My wife is always telling me off – I feel like I can’t do anything right

19 Feb 2024

"I feel like I’m constantly in trouble with my wife. Our children are now in their teens and we have aging parents to care for too, but when we do spend time together I notice she is critical.

Even when I make an effort, I don’t feel like I can do anything right.

I still love her and want us to be back in love but have we simply outgrown each other?"

Ishaac, 42

‘No two individuals are expected to grow at the same pace and in the same direction,’ says Kenny (Photo: Malte Mueller/Getty Images)

There’s a real sense of hope in what you’re saying – you still love your wife. 

Firstly, it’s worth identifying where this feeling  inside you of being criticised is coming from. It’s very common for the scared boy in every man to feel in trouble, especially with women. This frequently stems from the first six or seven years of childhood, when the maternal, nurturing role is extremely important.

I wonder if as a little boy you were criticised or emotionally withdrawn from in order for you to behave well? Old-fashioned parenting methods, even in very loving homes, frequently included humiliation, such as children being told off in front of friends or family, or emotional withdrawal, such as a refusal to show affection. This can lead to a lasting sense of being “in trouble”. 

Very often, men are looking for validation in relationships and will turn to their partner to take care of the vulnerable child we all have inside. There’s nothing wrong with individuals in a couple being caretakers for each other while one is going through pain.

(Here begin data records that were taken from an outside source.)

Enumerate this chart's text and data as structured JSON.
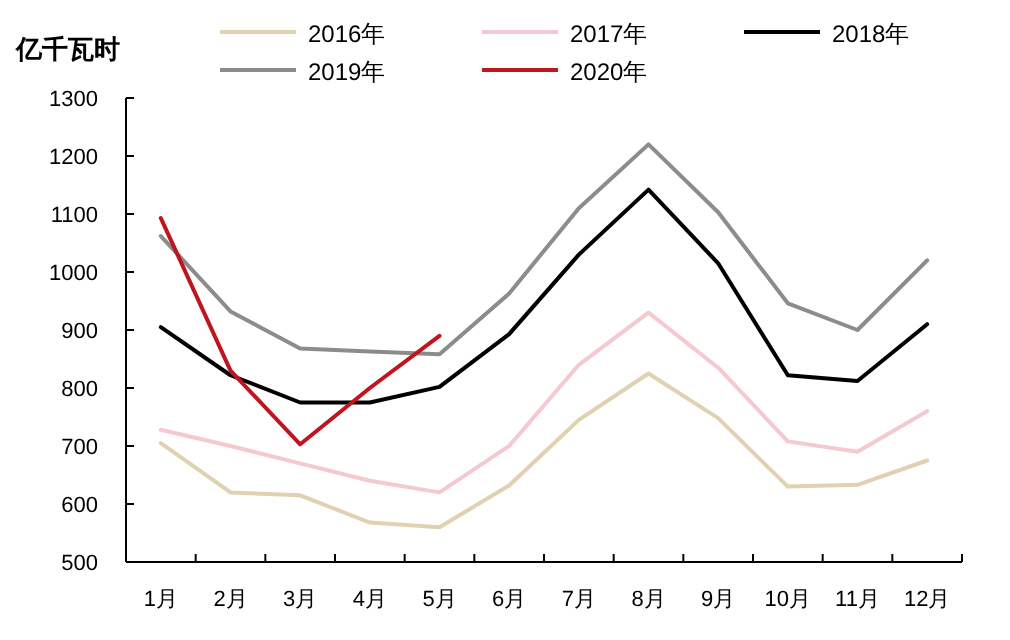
{
  "chart_data": {
    "type": "line",
    "ylabel": "亿千瓦时",
    "categories": [
      "1月",
      "2月",
      "3月",
      "4月",
      "5月",
      "6月",
      "7月",
      "8月",
      "9月",
      "10月",
      "11月",
      "12月"
    ],
    "series": [
      {
        "name": "2016年",
        "color": "#e0d2b0",
        "values": [
          705,
          620,
          615,
          568,
          560,
          632,
          745,
          825,
          748,
          630,
          633,
          675
        ]
      },
      {
        "name": "2017年",
        "color": "#f4c9cf",
        "values": [
          728,
          700,
          670,
          640,
          620,
          700,
          840,
          930,
          835,
          708,
          690,
          760
        ]
      },
      {
        "name": "2018年",
        "color": "#000000",
        "values": [
          905,
          822,
          775,
          775,
          802,
          893,
          1030,
          1142,
          1015,
          822,
          812,
          910
        ]
      },
      {
        "name": "2019年",
        "color": "#8c8c8c",
        "values": [
          1062,
          932,
          868,
          863,
          858,
          963,
          1110,
          1220,
          1103,
          946,
          900,
          1020
        ]
      },
      {
        "name": "2020年",
        "color": "#c0141e",
        "values": [
          1093,
          830,
          703,
          800,
          890,
          null,
          null,
          null,
          null,
          null,
          null,
          null
        ]
      }
    ],
    "ylim": [
      500,
      1300
    ],
    "yticks": [
      500,
      600,
      700,
      800,
      900,
      1000,
      1100,
      1200,
      1300
    ],
    "legend": "top",
    "grid": false
  }
}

But, if you constantly look to your partner to look after you, then that becomes an issue: a  lot of relationship resentment can stem from one partner having to parent the other and in your family, there are already teenage children who need looking after and older relatives who are needing care.

This might not ring true to you at all, but if it does then I’d recommend that first you recognise what is going on. Then, if you’re feeling vulnerable from criticism, take a deep breath and get present, ground yourself in the here and now, rather than letting past trauma or habits affect you. If you’re in the present, the child inside you can be safe.


Secondly, it’s worth considering your wife’s childhood and the normal expression of love she grew up with: in some families, love can be expressed as worrying or over-criticism. It might be that she needs to update how she shows love to you.

If  you sense irritation or dissatisfaction from your wife, try cutting to the chase and asking, with curiosity, what your wife needs at that moment. Do you need me to listen to you? Do you need action? Do you need me to fix something? If she needs you to hear her, then try reflective listening, where you check with her that you’ve interpreted what she’s saying correctly.

So if she’s criticising you for not taking the bins out, you might reflect back something like: “What I’m understanding is that if I don’t take the bin out you feel overburdened and you’d like me to acknowledge these feelings as well as make more effort with the household chores.” Do keep in mind that one person’s needs are not necessarily the other’s responsibility.


At  the same time, get clear about your own needs. Through holding men’s groups, I’ve seen how many men are completely flummoxed at the idea of recognising their own needs: it’s not something they’ve ever asked themselves. Instead, they’ve spent their lives trying to feel safe by trying to keep out of trouble and be seen in the right light. It can be a gradual process learning to get in tune with your feelings and starting to recognise your needs.  

It’s also important to understand whether there’s any pattern to when your wife is critical: perhaps it times with sleep deprivation or insomnia, or speaking with a troublesome friend or relative, or a need for space. I also wonder if hormones might  play a role, particularly if your wife is a similar age to you and may be going through perimenopause or menopause.

Do bear in mind that no two individuals are expected to grow at the same pace and in the same direction. It sounds like the two of you are entering a new phase of life as your children become more independent and your parents more vulnerable. This has an impact on you both as individuals, and as a couple. It might be that communication and adjustments need to be made, and you need to give each other space  for individual growth.

If this growth is restricted, or demonised, the other partner might feel their wings are being clipped and that can only bring trouble into the relationship, but if it’s honoured then it can bring more love. I hope that through open communication where you both share your vulnerabilities and understand who you really are in this phase of life, you open up to a deeper connection and different level of love.